Now it boots. But some non-restored features caused trouble.
- Failed to start firewall. Because Hostgroup.pm is missing. It's on the disc. But /usr/lib/perl5/site_perl/ is the native dir, not the correct symlink. I removed the dir and installed the symlink from Xena. Now firewall can start. I'm sure a bunch of other stuff is hosed too. I'll need to reboot.
- lightdm starts up on the console.
- SSH lets root on.
- Rebooting to get the perl stuff.
- Running the steps from my normal procedure doing a dist-upgrade.
- /usr/diklo/lib/daily/permissions.J -- several perms were wrong explaining daemons that refused to start.
- /home/post_jump/sync_jump -p -C -a claude -- Major discrepancies! 170 files.

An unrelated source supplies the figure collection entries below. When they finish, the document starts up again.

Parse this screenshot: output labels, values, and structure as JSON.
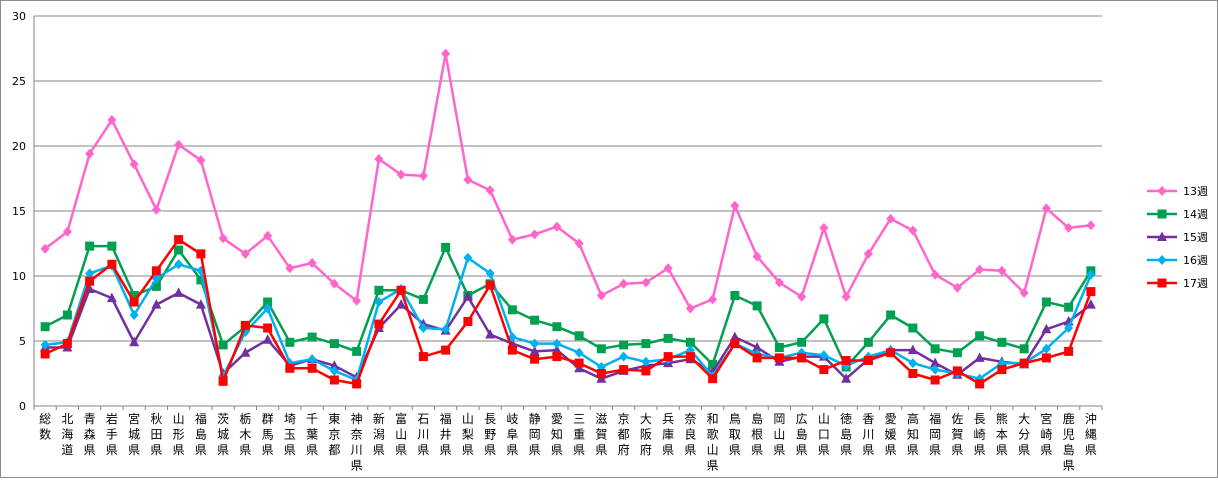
{
  "chart_data": {
    "type": "line",
    "title": "",
    "xlabel": "",
    "ylabel": "",
    "ylim": [
      0,
      30
    ],
    "yticks": [
      0,
      5,
      10,
      15,
      20,
      25,
      30
    ],
    "grid": "horizontal",
    "legend_position": "right",
    "categories": [
      "総数",
      "北海道",
      "青森県",
      "岩手県",
      "宮城県",
      "秋田県",
      "山形県",
      "福島県",
      "茨城県",
      "栃木県",
      "群馬県",
      "埼玉県",
      "千葉県",
      "東京都",
      "神奈川県",
      "新潟県",
      "富山県",
      "石川県",
      "福井県",
      "山梨県",
      "長野県",
      "岐阜県",
      "静岡県",
      "愛知県",
      "三重県",
      "滋賀県",
      "京都府",
      "大阪府",
      "兵庫県",
      "奈良県",
      "和歌山県",
      "鳥取県",
      "島根県",
      "岡山県",
      "広島県",
      "山口県",
      "徳島県",
      "香川県",
      "愛媛県",
      "高知県",
      "福岡県",
      "佐賀県",
      "長崎県",
      "熊本県",
      "大分県",
      "宮崎県",
      "鹿児島県",
      "沖縄県"
    ],
    "series": [
      {
        "name": "13週",
        "color": "#ff66cc",
        "marker": "diamond",
        "values": [
          12.1,
          13.4,
          19.4,
          22.0,
          18.6,
          15.1,
          20.1,
          18.9,
          12.9,
          11.7,
          13.1,
          10.6,
          11.0,
          9.4,
          8.1,
          19.0,
          17.8,
          17.7,
          27.1,
          17.4,
          16.6,
          12.8,
          13.2,
          13.8,
          12.5,
          8.5,
          9.4,
          9.5,
          10.6,
          7.5,
          8.2,
          15.4,
          11.5,
          9.5,
          8.4,
          13.7,
          8.4,
          11.7,
          14.4,
          13.5,
          10.1,
          9.1,
          10.5,
          10.4,
          8.7,
          15.2,
          13.7,
          13.9
        ]
      },
      {
        "name": "14週",
        "color": "#00a050",
        "marker": "square",
        "values": [
          6.1,
          7.0,
          12.3,
          12.3,
          8.5,
          9.2,
          12.0,
          9.7,
          4.7,
          6.1,
          8.0,
          4.9,
          5.3,
          4.8,
          4.2,
          8.9,
          8.9,
          8.2,
          12.2,
          8.5,
          9.4,
          7.4,
          6.6,
          6.1,
          5.4,
          4.4,
          4.7,
          4.8,
          5.2,
          4.9,
          3.2,
          8.5,
          7.7,
          4.5,
          4.9,
          6.7,
          3.0,
          4.9,
          7.0,
          6.0,
          4.4,
          4.1,
          5.4,
          4.9,
          4.4,
          8.0,
          7.6,
          10.4
        ]
      },
      {
        "name": "15週",
        "color": "#7030a0",
        "marker": "triangle",
        "values": [
          4.5,
          4.5,
          9.0,
          8.3,
          4.9,
          7.8,
          8.7,
          7.8,
          2.5,
          4.1,
          5.1,
          3.1,
          3.6,
          3.1,
          2.2,
          6.0,
          7.8,
          6.3,
          5.8,
          8.4,
          5.5,
          4.8,
          4.2,
          4.3,
          2.9,
          2.1,
          2.7,
          3.1,
          3.3,
          3.6,
          2.6,
          5.3,
          4.5,
          3.4,
          3.8,
          3.8,
          2.1,
          3.6,
          4.3,
          4.3,
          3.3,
          2.4,
          3.7,
          3.4,
          3.2,
          5.9,
          6.5,
          7.8
        ]
      },
      {
        "name": "16週",
        "color": "#00b0f0",
        "marker": "diamond",
        "values": [
          4.7,
          4.9,
          10.2,
          10.8,
          7.0,
          9.8,
          10.9,
          10.4,
          2.3,
          5.7,
          7.5,
          3.3,
          3.6,
          2.7,
          2.0,
          8.0,
          9.0,
          6.0,
          5.9,
          11.4,
          10.2,
          5.3,
          4.8,
          4.8,
          4.1,
          3.0,
          3.8,
          3.4,
          3.6,
          4.3,
          2.3,
          4.8,
          4.0,
          3.7,
          4.1,
          3.9,
          3.1,
          3.8,
          4.3,
          3.3,
          2.8,
          2.5,
          2.1,
          3.3,
          3.3,
          4.4,
          6.0,
          10.1
        ]
      },
      {
        "name": "17週",
        "color": "#ff0000",
        "marker": "square",
        "values": [
          4.0,
          4.8,
          9.6,
          10.9,
          8.0,
          10.4,
          12.8,
          11.7,
          1.9,
          6.2,
          6.0,
          2.9,
          2.9,
          2.0,
          1.7,
          6.3,
          8.9,
          3.8,
          4.3,
          6.5,
          9.3,
          4.3,
          3.6,
          3.8,
          3.3,
          2.5,
          2.8,
          2.7,
          3.8,
          3.8,
          2.1,
          4.8,
          3.7,
          3.7,
          3.7,
          2.8,
          3.5,
          3.5,
          4.1,
          2.5,
          2.0,
          2.7,
          1.7,
          2.8,
          3.3,
          3.7,
          4.2,
          8.8
        ]
      }
    ]
  }
}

All the hacked stuff in /usr{etc,lib,local} did not get restored. Reinstalled it now.
- rpmcclean -N -- 2 rpmnew files to delete.
- audit-scripts -v -c -k -- 15 unwanted services got disabled.
- Rebooting again to give effect to all of these.
- restarter ; checkout.sh -- discrepancies:
  - The usual crap with avahi-daemon
  - apache2 cert mismatch (?? self healed ??)
  - /home/httpd/htdocs/wp-login.php missing, not on Xena+Iris either. I've forgotten what this is and can't tell why it was logged in /var/log/apache2/error_log.
  - But Claude's apache2 is serving jimc's homedir on Claude.
  - It turned out that Jacinth's wild side IPv4 address (DHCP) was changed; it's not a fixed IP; and the tester was using the old IP. Once caches timed out, this problem self-healed.
Next day, Claude passes all tests in checkout.sh. It is now operational, except undoubtedly a few missed items remain to be discovered.